Published: 11 September 2025 | The English Chronicle Desk
The John Lewis Partnership, the employee-owned company behind John Lewis department stores and Waitrose supermarkets, has reported a significant widening of pre-tax losses, which nearly tripled to £88 million in the first half of 2025. The group attributed the increased deficit to restructuring expenses and new tax and regulatory charges that have weighed heavily on its finances.
Despite a 4% rise in overall sales to £6.2 billion for the six months ending 26 July, the retailer faced substantial costs. New packaging regulations and national insurance payments accounted for £29 million, while £54 million was spent on restructuring efforts aimed at streamlining the business.
Sales at Waitrose grew by 6% to £4.1 billion, while John Lewis department stores saw a 2% increase to £2.1 billion, with the group noting that it was “outperforming a market impacted by ongoing economic uncertainty.” Jason Tarry, chair of the partnership, said the company’s focus on investing in customer experience and its brands had contributed to stronger engagement and higher sales.

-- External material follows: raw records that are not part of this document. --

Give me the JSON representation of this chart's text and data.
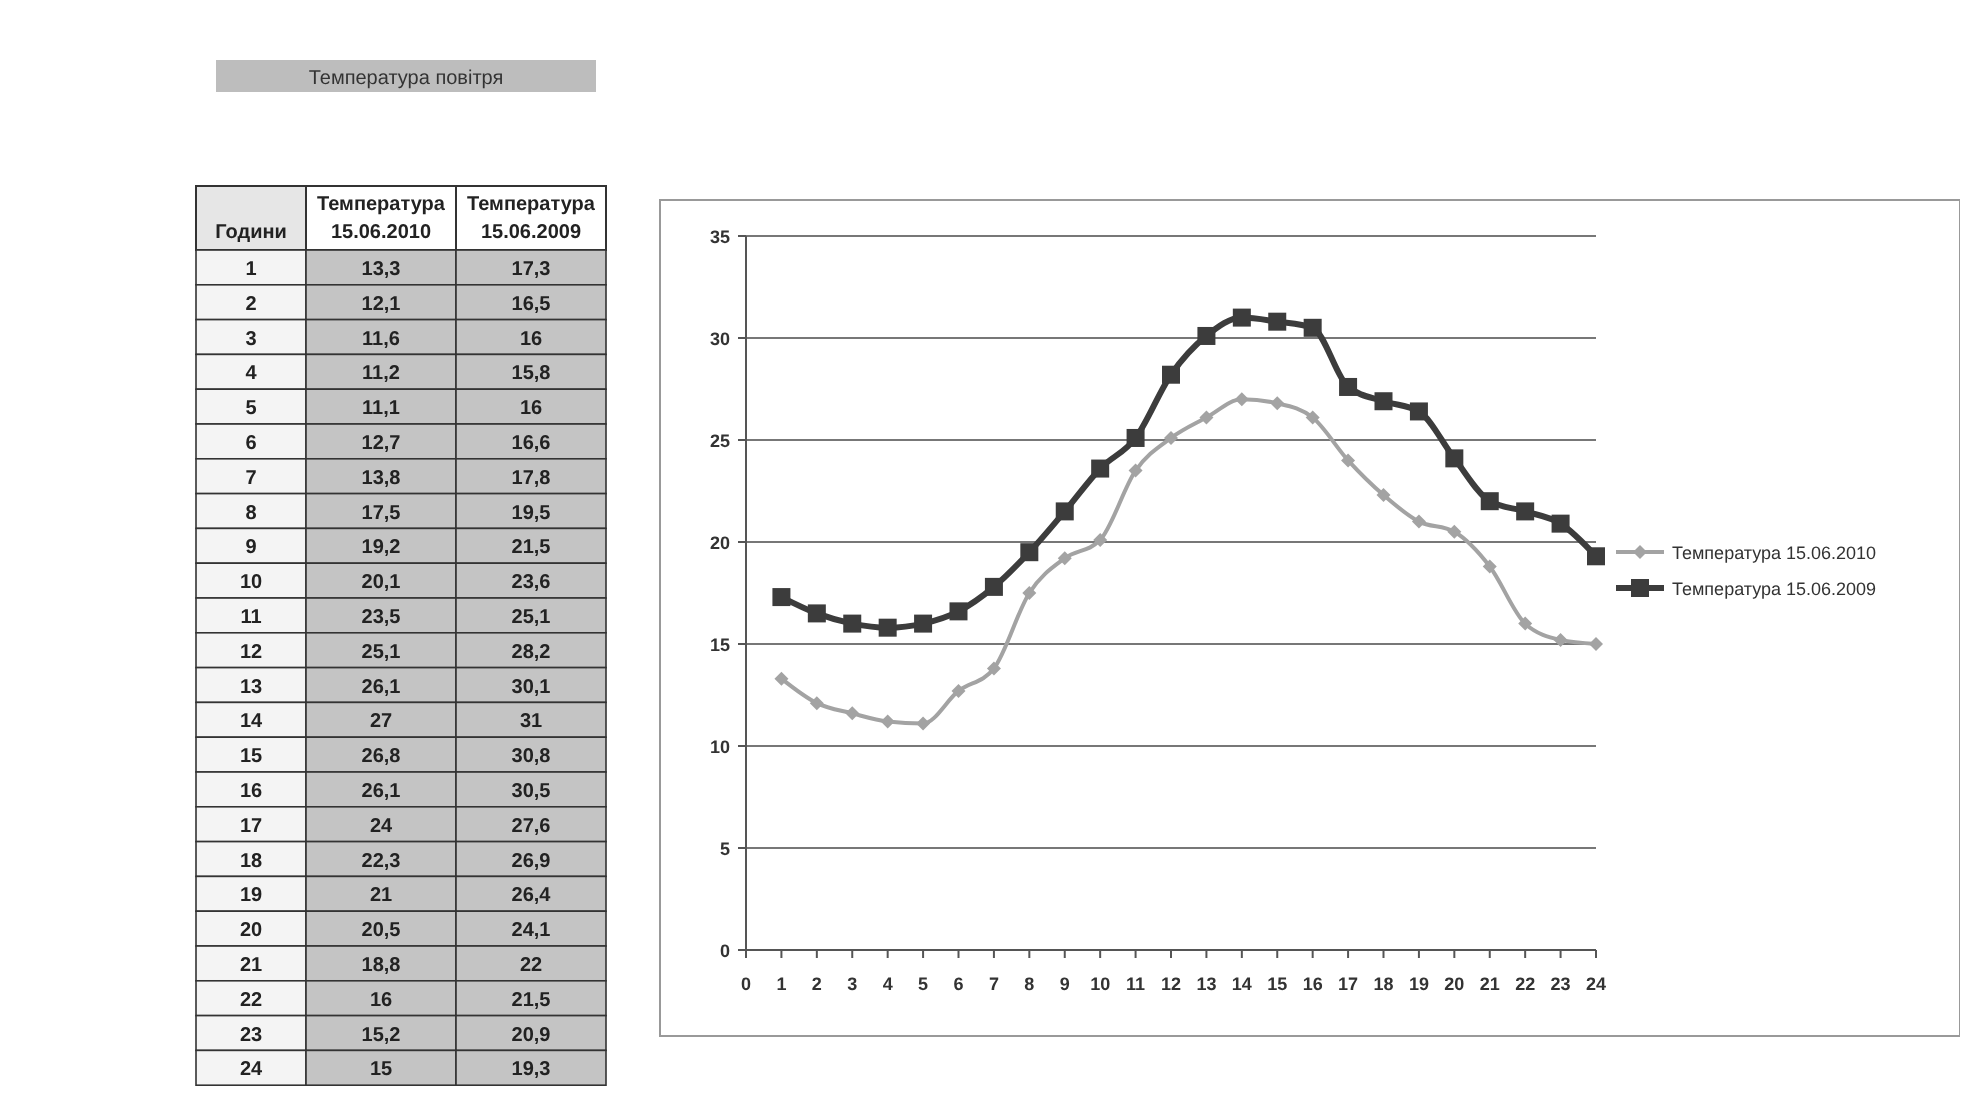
{
  "chart_data": [
    {
      "type": "other",
      "title": "Температура повітря",
      "annotations": [
        "Години",
        "Температура 15.06.2010",
        "Температура 15.06.2009",
        "1",
        "13,3",
        "17,3",
        "2",
        "12,1",
        "16,5",
        "3",
        "11,6",
        "16",
        "4",
        "11,2",
        "15,8",
        "5",
        "11,1",
        "16",
        "6",
        "12,7",
        "16,6",
        "7",
        "13,8",
        "17,8",
        "8",
        "17,5",
        "19,5",
        "9",
        "19,2",
        "21,5",
        "10",
        "20,1",
        "23,6",
        "11",
        "23,5",
        "25,1",
        "12",
        "25,1",
        "28,2",
        "13",
        "26,1",
        "30,1",
        "14",
        "27",
        "31",
        "15",
        "26,8",
        "30,8",
        "16",
        "26,1",
        "30,5",
        "17",
        "24",
        "27,6",
        "18",
        "22,3",
        "26,9",
        "19",
        "21",
        "26,4",
        "20",
        "20,5",
        "24,1",
        "21",
        "18,8",
        "22",
        "22",
        "16",
        "21,5",
        "23",
        "15,2",
        "20,9",
        "24",
        "15",
        "19,3"
      ]
    },
    {
      "type": "line",
      "x": [
        1,
        2,
        3,
        4,
        5,
        6,
        7,
        8,
        9,
        10,
        11,
        12,
        13,
        14,
        15,
        16,
        17,
        18,
        19,
        20,
        21,
        22,
        23,
        24
      ],
      "xlim": [
        0,
        24
      ],
      "xticks": [
        0,
        1,
        2,
        3,
        4,
        5,
        6,
        7,
        8,
        9,
        10,
        11,
        12,
        13,
        14,
        15,
        16,
        17,
        18,
        19,
        20,
        21,
        22,
        23,
        24
      ],
      "ylim": [
        0,
        35
      ],
      "yticks": [
        0,
        5,
        10,
        15,
        20,
        25,
        30,
        35
      ],
      "grid": "y",
      "legend": "right",
      "series": [
        {
          "name": "Температура 15.06.2010",
          "color": "#a3a3a3",
          "marker": "diamond",
          "values": [
            13.3,
            12.1,
            11.6,
            11.2,
            11.1,
            12.7,
            13.8,
            17.5,
            19.2,
            20.1,
            23.5,
            25.1,
            26.1,
            27,
            26.8,
            26.1,
            24,
            22.3,
            21,
            20.5,
            18.8,
            16,
            15.2,
            15
          ]
        },
        {
          "name": "Температура 15.06.2009",
          "color": "#3c3c3c",
          "marker": "square",
          "values": [
            17.3,
            16.5,
            16,
            15.8,
            16,
            16.6,
            17.8,
            19.5,
            21.5,
            23.6,
            25.1,
            28.2,
            30.1,
            31,
            30.8,
            30.5,
            27.6,
            26.9,
            26.4,
            24.1,
            22,
            21.5,
            20.9,
            19.3
          ]
        }
      ]
    }
  ]
}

The retailer has invested £191 million in various initiatives, including revamping stores, reintroducing its “never knowingly undersold” price pledge, adjusting staff hours to match customer demand, and hiring additional staff funded by fashion brands to enhance service levels.
In a bid to attract younger shoppers, John Lewis recently announced plans to host Topshop in 32 of its stores starting February, making it the clothing brand’s only national stockist on UK high streets. Topshop, now owned by online retailer Asos, currently operates its only physical store in the UK at Liberty in central London.
Looking ahead, the partnership warned that the macroeconomic environment remained challenging but emphasized its commitment to investment initiatives intended to drive full-year profit growth.